If you're willing to risk your life for your country, you don't expect to be rejected because you have a tattoo on your forearm. But that's what happened to Kentucky National Guard soldier Adam C. Thorogood.
Staff Sgt. Thorogood planned to join an Army special ops unit, but his tattoos make that impossible under the military's new rules about appearance. So Thorogood is suing for $100 million, and he hopes that a federal judge will declare the military's rule unconstitutional. Here's why the Army's tattoo rules don't make sense:
Before March 2014, there were no rules against Thorogood's tattoo from elbow to wrist.
When he joined the army, his tattoos weren't an issue.
The new rules ban anyone with forearm tattoos from being promoted to officer.
That means Thorogood can't apply for promotion because of his body art.
Would-be soldiers with tattoos on their forearms can't join the military, period.
That also goes for anyone with tattoos on their legs below their knees. There's probably a lot of tattooed volunteers out there whom the army will be forced to reject.

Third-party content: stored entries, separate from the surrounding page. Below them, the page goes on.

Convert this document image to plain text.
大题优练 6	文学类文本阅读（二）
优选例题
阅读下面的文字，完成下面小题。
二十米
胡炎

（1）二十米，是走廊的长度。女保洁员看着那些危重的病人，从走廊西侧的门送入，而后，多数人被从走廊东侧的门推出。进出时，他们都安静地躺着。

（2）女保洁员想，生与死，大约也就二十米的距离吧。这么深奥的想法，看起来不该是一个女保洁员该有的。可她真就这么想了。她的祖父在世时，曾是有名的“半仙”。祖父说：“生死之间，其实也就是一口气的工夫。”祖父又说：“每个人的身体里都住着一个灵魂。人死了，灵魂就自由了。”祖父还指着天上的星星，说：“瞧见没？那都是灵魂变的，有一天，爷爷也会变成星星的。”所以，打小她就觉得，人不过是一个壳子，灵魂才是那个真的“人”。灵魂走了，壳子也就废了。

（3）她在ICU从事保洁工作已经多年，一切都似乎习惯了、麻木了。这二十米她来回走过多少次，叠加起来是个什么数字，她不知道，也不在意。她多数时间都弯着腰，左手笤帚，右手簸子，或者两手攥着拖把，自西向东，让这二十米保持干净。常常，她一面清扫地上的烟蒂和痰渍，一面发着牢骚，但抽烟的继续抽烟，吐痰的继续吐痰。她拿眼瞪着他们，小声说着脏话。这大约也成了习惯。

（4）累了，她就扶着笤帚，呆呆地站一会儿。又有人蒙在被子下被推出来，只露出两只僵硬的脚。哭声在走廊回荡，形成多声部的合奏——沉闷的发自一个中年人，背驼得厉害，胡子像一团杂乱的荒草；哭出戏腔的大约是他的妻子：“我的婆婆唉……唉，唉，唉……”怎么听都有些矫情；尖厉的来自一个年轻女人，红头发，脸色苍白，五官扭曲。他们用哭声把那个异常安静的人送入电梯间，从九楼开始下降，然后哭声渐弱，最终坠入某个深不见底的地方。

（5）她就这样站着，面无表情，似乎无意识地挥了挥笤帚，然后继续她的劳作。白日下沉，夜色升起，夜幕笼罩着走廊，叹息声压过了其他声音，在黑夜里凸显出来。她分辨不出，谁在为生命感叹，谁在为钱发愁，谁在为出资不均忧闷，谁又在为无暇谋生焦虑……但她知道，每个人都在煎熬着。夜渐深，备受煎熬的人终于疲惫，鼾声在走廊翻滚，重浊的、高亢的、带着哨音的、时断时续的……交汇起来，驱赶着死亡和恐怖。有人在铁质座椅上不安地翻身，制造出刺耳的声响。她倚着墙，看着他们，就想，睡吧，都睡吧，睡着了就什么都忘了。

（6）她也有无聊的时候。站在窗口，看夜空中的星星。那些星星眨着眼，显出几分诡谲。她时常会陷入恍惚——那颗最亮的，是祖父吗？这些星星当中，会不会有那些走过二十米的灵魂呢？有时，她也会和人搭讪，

Many soldiers get tattoos to remind them of family or to commemorate fallen comrades.
Above, Army Sgt. Jacob Zimmerman's tattoo commemorates 11 fellow-soldiers killed in action in Afghanistan.
The previous photo shows Spc. Edwin Cruz, 21, in Kunar province, Afghanistan. He told the AP, "The reason I got [my tattoo] is to represent my family."
This soldier got his forearm tattoo in memory of a friend who died in action.
Spc. Derek Tope, 24, is part of the Army's Alpha Company 2nd Battalion. He was photographed while deployed in Afghanistan. "I got it for my friend, Pfc. Donald Crombie," says Tope. "I've known him forever. He had a nautical star on his elbow and he died in our first month deployed in Iraq. I got it in his memory, as a memorial to him."